Sebanyak 16 kabupaten di NTT memperlihatkan penurunan tengkes dalam tiga tahun terakhir. Tahun 2018 angka tengkes di NTT menduduki peringkat satu nasional dengan jumlah anak balita 81.434 jiwa atau 35,4 persen. Tahun 2019 turun menjadi 30,3 persen, tetapi angka riilnya naik menjadi 91.563 anak karena jumlah kelahiran meningkat.

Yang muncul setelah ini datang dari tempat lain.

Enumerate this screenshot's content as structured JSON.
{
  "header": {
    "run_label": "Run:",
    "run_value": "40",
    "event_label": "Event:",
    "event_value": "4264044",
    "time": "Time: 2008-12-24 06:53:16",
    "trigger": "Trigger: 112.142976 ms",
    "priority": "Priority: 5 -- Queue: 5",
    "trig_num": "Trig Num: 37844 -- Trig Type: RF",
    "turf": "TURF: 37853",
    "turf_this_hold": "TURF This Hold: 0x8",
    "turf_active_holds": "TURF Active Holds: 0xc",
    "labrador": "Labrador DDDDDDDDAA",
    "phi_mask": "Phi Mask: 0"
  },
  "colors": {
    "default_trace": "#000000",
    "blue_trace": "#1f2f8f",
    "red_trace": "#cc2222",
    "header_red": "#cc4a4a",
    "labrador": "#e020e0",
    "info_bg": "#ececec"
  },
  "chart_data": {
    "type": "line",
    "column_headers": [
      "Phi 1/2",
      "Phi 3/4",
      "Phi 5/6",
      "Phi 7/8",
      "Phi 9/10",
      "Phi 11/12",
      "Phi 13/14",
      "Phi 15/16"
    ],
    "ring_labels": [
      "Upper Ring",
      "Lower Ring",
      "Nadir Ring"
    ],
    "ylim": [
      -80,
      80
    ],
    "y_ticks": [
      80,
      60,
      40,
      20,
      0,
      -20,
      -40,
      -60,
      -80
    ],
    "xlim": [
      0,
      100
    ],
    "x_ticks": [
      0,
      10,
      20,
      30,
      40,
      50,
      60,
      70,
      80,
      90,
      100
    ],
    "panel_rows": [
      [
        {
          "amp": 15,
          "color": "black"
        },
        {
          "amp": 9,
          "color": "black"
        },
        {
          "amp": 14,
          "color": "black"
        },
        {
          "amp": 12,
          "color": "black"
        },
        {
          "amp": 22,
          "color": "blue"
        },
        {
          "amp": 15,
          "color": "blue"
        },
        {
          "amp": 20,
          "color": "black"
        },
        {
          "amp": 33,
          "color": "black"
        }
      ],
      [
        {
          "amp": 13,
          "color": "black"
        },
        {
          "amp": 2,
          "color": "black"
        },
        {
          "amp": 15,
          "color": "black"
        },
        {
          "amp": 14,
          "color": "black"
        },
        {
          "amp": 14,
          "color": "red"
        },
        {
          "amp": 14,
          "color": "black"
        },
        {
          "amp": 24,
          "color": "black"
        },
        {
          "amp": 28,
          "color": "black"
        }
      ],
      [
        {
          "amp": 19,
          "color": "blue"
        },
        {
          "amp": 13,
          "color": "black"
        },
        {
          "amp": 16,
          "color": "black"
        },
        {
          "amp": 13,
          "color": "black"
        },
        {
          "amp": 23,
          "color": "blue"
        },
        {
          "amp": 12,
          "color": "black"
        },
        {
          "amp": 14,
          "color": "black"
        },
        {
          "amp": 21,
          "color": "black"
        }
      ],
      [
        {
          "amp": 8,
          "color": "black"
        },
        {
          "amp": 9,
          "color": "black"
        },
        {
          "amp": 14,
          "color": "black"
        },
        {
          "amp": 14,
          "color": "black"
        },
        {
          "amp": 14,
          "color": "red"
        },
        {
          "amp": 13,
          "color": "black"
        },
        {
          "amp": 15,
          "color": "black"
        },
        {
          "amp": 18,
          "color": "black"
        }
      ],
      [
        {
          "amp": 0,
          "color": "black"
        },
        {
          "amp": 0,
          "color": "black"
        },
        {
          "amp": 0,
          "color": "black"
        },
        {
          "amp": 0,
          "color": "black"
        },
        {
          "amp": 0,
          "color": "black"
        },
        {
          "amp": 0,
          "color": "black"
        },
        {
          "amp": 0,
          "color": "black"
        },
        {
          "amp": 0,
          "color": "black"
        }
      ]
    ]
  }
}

Tahun 2020, Januari-Juni menurun menjadi 28,2 persen atau 98.477 anak.
”Penurunan paling menonjol terjadi di Kabupaten Timor Tengah Selatan dan Timor Tengah Utara. Semua stakeholders di wilayah itu turun tangan mengatasi masalah tengkes ini, seperti lembaga agama, tokoh masyarakat, LSM, pemda, dan pengusaha lokal,” ujar Sarah.
Ia mengatakan, penanggulangan stunting antara lain melakukan pengukuran dan penimbangan berat badan oleh setiap dinas kesehatan dan Bappeda setempat. Mereka menentukan desa-desa mana yang segera diintervensi. Kegiatan ini sejalan dengan realisasi APBD di wilayah itu dengan melibatkan lintas sector pemerintah, lembaga agama, tokoh masyarakat, LSM, dan pengusaha lokal.
”Bupati juga menghimpun semua pihak yang memiliki kemampuan menanggulangi kasus tengkes ini. Salah satu sektor unggulan yang diandalkan menurunkan angka tengkes, yakni memanfaatkan dana desa yang ada. Selama ini, sebagian besar desa di NTT belum memanfaatkan dana desa untuk penanggulangan tengkes ini,”katanya.